Oxford City Council accounts for approximately 1% of total emissions in the city.
Industrial buildings which are involved in the manufacturing of products in Oxford are responsible for 17% of Oxford’s total carbon emissions. The BMW Mini plant accounts for nearly half of citywide industrial space, but it also helps offset its emissions with the largest solar PV array in the city.
Commercial buildings and facilities
Commercial buildings and facilities are responsible for 9% of Oxford’s total carbon emissions.
Transport accounts for 17% of Oxford's total emissions. Of this, 16% comes from on-road transport within the city boundaries, and 1% from rail.
Oxford’s household and business waste treatment accounts for under 2% of Oxford’s carbon footprint.

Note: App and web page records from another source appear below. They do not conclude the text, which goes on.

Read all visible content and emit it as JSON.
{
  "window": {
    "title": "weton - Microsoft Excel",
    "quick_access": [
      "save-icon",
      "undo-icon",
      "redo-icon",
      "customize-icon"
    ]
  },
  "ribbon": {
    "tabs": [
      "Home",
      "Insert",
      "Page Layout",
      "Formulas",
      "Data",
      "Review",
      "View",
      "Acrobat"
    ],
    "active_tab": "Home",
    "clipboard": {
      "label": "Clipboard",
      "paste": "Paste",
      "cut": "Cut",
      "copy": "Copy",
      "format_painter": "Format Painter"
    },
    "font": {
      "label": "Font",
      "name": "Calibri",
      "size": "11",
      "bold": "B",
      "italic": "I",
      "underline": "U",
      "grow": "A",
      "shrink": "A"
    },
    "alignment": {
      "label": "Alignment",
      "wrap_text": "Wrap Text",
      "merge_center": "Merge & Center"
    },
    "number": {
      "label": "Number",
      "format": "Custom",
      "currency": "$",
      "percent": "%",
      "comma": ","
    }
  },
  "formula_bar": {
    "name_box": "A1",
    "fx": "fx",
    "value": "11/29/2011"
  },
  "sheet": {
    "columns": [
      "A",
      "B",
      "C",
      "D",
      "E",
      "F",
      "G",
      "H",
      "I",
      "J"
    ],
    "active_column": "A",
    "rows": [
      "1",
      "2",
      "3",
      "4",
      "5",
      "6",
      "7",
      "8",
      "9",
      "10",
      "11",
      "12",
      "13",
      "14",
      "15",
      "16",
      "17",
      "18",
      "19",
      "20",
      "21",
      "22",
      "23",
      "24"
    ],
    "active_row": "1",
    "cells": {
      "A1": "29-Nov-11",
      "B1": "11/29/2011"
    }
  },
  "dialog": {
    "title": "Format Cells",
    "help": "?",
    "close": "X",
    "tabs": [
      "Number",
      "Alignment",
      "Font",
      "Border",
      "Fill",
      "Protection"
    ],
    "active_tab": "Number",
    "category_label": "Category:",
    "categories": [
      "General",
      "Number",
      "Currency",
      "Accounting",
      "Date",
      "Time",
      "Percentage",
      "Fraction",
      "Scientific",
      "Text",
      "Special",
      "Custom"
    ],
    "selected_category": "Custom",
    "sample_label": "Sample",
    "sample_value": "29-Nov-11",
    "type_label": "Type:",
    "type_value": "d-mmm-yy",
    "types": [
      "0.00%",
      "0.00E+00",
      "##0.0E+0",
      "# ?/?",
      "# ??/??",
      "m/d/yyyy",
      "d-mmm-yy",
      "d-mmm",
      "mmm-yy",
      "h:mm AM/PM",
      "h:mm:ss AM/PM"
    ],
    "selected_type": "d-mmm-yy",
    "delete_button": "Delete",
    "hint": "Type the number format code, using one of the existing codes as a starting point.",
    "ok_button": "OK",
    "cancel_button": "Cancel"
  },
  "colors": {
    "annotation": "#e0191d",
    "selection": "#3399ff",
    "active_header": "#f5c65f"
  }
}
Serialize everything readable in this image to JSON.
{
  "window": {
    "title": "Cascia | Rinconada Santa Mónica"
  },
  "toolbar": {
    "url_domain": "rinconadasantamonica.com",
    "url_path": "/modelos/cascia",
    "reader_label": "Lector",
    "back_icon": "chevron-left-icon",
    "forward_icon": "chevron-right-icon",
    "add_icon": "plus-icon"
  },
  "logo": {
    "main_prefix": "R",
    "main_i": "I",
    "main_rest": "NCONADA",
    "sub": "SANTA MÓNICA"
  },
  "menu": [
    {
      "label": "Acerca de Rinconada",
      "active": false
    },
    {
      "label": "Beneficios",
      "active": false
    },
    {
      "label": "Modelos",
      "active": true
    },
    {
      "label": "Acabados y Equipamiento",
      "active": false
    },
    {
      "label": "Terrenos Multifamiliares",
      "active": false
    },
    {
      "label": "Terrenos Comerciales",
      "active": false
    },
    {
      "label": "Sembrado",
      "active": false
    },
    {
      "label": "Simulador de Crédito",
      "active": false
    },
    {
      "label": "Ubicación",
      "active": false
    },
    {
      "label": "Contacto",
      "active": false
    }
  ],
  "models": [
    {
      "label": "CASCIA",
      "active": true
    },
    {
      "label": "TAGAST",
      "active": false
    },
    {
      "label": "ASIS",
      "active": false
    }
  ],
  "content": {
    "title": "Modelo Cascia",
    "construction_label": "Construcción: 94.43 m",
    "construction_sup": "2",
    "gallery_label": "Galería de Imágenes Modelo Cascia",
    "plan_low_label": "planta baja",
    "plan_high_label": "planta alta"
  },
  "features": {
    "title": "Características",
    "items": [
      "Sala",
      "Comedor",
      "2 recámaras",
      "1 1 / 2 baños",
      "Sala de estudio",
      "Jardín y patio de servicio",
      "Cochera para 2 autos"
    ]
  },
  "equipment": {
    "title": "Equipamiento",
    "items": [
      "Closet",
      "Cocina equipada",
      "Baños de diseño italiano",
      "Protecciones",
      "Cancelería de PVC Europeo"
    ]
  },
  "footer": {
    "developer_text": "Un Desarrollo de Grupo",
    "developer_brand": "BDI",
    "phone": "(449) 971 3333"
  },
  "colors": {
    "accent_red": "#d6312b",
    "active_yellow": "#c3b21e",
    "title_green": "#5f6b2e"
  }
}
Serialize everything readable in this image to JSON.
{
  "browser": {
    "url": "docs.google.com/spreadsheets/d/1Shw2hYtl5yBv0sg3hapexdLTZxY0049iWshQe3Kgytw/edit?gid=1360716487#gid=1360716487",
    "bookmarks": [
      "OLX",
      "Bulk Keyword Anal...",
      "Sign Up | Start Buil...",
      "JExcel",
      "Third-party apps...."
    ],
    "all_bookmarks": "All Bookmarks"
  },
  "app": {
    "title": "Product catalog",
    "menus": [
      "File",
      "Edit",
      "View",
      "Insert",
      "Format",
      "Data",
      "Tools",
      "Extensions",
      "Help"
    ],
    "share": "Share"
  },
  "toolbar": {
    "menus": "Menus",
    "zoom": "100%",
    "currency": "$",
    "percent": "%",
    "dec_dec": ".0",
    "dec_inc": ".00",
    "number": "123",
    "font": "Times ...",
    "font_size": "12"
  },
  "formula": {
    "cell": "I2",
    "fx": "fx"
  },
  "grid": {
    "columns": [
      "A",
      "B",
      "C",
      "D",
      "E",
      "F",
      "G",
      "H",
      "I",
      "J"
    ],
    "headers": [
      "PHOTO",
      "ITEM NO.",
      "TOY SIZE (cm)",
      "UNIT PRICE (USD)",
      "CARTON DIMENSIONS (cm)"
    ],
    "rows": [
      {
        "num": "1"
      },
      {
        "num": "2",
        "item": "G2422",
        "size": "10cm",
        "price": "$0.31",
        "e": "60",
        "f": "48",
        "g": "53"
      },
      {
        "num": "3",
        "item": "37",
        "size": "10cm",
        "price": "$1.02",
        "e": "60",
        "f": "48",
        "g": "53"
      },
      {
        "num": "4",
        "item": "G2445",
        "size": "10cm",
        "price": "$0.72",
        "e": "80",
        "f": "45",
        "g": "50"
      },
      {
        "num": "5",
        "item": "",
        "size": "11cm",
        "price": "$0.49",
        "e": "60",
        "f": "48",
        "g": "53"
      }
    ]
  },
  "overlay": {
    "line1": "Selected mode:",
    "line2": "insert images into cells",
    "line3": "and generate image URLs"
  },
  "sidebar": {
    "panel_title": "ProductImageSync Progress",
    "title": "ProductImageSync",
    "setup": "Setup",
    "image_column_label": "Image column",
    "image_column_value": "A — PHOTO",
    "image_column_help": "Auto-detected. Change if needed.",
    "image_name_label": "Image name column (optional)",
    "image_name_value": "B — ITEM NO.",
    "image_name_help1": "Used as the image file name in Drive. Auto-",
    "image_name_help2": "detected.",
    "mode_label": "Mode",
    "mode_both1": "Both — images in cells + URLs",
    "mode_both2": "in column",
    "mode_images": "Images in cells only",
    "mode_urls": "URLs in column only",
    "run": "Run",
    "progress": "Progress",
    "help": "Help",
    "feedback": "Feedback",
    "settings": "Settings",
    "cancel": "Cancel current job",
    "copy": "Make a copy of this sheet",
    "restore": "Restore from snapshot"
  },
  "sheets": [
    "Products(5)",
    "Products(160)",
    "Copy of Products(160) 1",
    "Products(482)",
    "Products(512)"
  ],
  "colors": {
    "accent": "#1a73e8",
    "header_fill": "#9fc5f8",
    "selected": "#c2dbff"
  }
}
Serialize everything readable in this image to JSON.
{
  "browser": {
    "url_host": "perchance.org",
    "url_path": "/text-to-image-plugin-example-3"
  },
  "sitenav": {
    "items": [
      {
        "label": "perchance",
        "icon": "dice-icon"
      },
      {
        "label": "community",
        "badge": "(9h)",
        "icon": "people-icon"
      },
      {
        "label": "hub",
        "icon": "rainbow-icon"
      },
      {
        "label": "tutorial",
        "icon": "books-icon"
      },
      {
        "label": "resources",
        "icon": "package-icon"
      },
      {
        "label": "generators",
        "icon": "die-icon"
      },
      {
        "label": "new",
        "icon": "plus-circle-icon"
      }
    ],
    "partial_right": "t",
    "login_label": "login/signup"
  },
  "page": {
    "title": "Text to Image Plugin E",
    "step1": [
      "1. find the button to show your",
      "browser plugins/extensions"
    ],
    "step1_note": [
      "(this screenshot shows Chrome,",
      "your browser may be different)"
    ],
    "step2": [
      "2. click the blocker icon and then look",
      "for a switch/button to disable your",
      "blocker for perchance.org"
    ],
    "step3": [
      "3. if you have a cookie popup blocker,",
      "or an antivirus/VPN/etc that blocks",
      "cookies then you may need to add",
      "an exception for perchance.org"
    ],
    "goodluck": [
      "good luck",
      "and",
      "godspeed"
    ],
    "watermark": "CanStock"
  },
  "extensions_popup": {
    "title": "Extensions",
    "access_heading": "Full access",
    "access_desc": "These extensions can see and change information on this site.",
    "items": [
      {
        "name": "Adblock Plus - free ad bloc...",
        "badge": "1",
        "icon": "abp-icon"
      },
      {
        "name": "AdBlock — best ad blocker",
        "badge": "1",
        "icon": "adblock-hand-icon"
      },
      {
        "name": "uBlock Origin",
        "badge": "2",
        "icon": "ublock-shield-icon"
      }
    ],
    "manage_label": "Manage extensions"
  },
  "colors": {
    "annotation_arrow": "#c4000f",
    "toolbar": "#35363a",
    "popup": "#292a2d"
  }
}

Oxford Citizens Assembly on Climate Change
The data in the report has helped provide focus to the themes which are to be considered in the Oxford Citizens Assembly on Climate Change to ensure we focus where we collectively can make the biggest difference.
The Assembly will discuss the overall topic: The UK Government has legislation to reach ‘net zero’ carbon by 2050. Should Oxford be more proactive and seek to achieve ’net zero’ sooner than 2050 and what trade-offs are we prepared to make?
Within this, the Assembly will be asked to consider the following five themes:
- How do we ensure our buildings are fit for the future?
- How do we develop a sustainable transport system for net zero carbon?
- How do we transform our energy system to ensure it comes from renewable sources?
- What is the role of biodiversity and offsetting?
- How do we reduce our waste to deliver net zero carbon?
These five themes are to be discussed at the Citizens Assembly which begins this weekend and have been identified as areas which can help to deliver the most significant carbon emissions savings.
“We know emissions cause climate breakdown, now we know more clearly than ever what causes emissions in Oxford. As a City Council, we have crucial controls over key causes of carbon emissions and, now that we’re armed with the latest evidence, we’ll look at the levers we can pull on directly to reduce emissions.
"We can’t tackle climate change alone and, critically, this report tells us the types of partnerships we need to build to tackle our climate emergency at a local level.
"Combined with the upcoming Citizens Assembly on Climate Change, this report supplies the Council with an enormous understanding of everything we need to do to chart our journey to a Zero Carbon Oxford by 2030--much sooner than the Government's current target.”